Не факт, что наши депутаты-патриоты, обучающие детей за границей, и «короли госзаказа», купившие гражданство офшорных государств, берут пример именно с Уварова и Шишкова. Скорее это естественная преемственность, связанная со стабильностью правил игры: сидя в служебном «мерседесе», удалить со своего айфона непатриотичный мессенджер. Ведь и мыслители-«особисты» не на «ладах-калинах» ездят, как не считают «чужебесием» дизайн своих вилл, где нет лучин, кадок и полатей. Не считая текучки, перед ними стоит идеологическая сверхзадача - совместить Сталина с православием. И они верят, что русский народ глупее, чем есть на самом деле.
Эра милосердия
Говоря о русском характере в прошлом, неугомонные «особисты» почему-то всегда описывают нравы крестьян.

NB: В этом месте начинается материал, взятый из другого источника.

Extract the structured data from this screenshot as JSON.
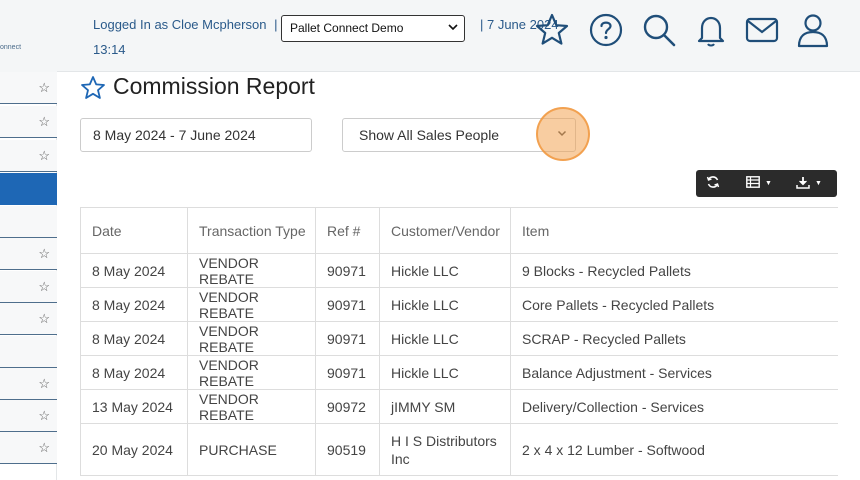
{
  "header": {
    "logo_text": "onnect",
    "logged_in": "Logged In as Cloe Mcpherson",
    "separator": "|",
    "company": "Pallet Connect Demo",
    "date": "| 7 June 2024",
    "time": "13:14",
    "icons": [
      "star-icon",
      "help-icon",
      "search-icon",
      "bell-icon",
      "mail-icon",
      "user-icon"
    ]
  },
  "sidebar": {
    "items": [
      {
        "star": "☆"
      },
      {
        "star": "☆"
      },
      {
        "star": "☆"
      },
      {
        "star": ""
      },
      {
        "star": ""
      },
      {
        "star": "☆"
      },
      {
        "star": "☆"
      },
      {
        "star": "☆"
      },
      {
        "star": ""
      },
      {
        "star": "☆"
      },
      {
        "star": "☆"
      },
      {
        "star": "☆"
      }
    ],
    "active_color": "#1e67b5"
  },
  "page": {
    "title": "Commission Report"
  },
  "filters": {
    "date_range": "8 May 2024 - 7 June 2024",
    "sales_people": "Show All Sales People"
  },
  "toolbar": {
    "refresh_icon": "refresh-icon",
    "columns_icon": "table-icon",
    "download_icon": "download-icon"
  },
  "table": {
    "headers": [
      "Date",
      "Transaction Type",
      "Ref #",
      "Customer/Vendor",
      "Item"
    ],
    "rows": [
      [
        "8 May 2024",
        "VENDOR REBATE",
        "90971",
        "Hickle LLC",
        "9 Blocks - Recycled Pallets"
      ],
      [
        "8 May 2024",
        "VENDOR REBATE",
        "90971",
        "Hickle LLC",
        "Core Pallets - Recycled Pallets"
      ],
      [
        "8 May 2024",
        "VENDOR REBATE",
        "90971",
        "Hickle LLC",
        "SCRAP - Recycled Pallets"
      ],
      [
        "8 May 2024",
        "VENDOR REBATE",
        "90971",
        "Hickle LLC",
        "Balance Adjustment - Services"
      ],
      [
        "13 May 2024",
        "VENDOR REBATE",
        "90972",
        "jIMMY SM",
        "Delivery/Collection - Services"
      ],
      [
        "20 May 2024",
        "PURCHASE",
        "90519",
        "H I S Distributors Inc",
        "2 x 4 x 12 Lumber - Softwood"
      ]
    ]
  },
  "colors": {
    "link_blue": "#2a5a8a",
    "active_nav": "#1e67b5",
    "toolbar_bg": "#2b2b2b"
  }
}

Но ведь не похожими на европейцев в России были как раз образованные слои. Историк Яков Гордин отмечает, что декабристы вышли на Сенатскую площадь, чтобы ограничить собственные привилегии. Где такое в Европе?
ДМИТРИЙ Лихачёв вспоминает: «Академик Игнатий Крачковский из собственных средств платил зарплату своим сотрудникам, когда занятия древними восточными языками были объявлены реакционными». А в начале 1950-х ректор Ленинградской консерватории Павел Серебряков даже скрывал, что платит из своих кровных стипендию будущей приме Рубине Калантарян, -боялся унизить девушку.
Историк Сергей Ачильдиев отмечает среди качеств российской (советской) интеллигенции альтруизм, бескорыстие, гражданственность, милосердие, готовность подчинить личные интересы общему делу, ответственность не только за себя, обострённое чувство несправедливости, склонность к объединению с единомышленниками. И даже излишне объяснять, почему-то эти свойства национального характера не стремятся превозносить наши «особисты». В отличие от них мы, редакция «АН», не держим читателя за дурака.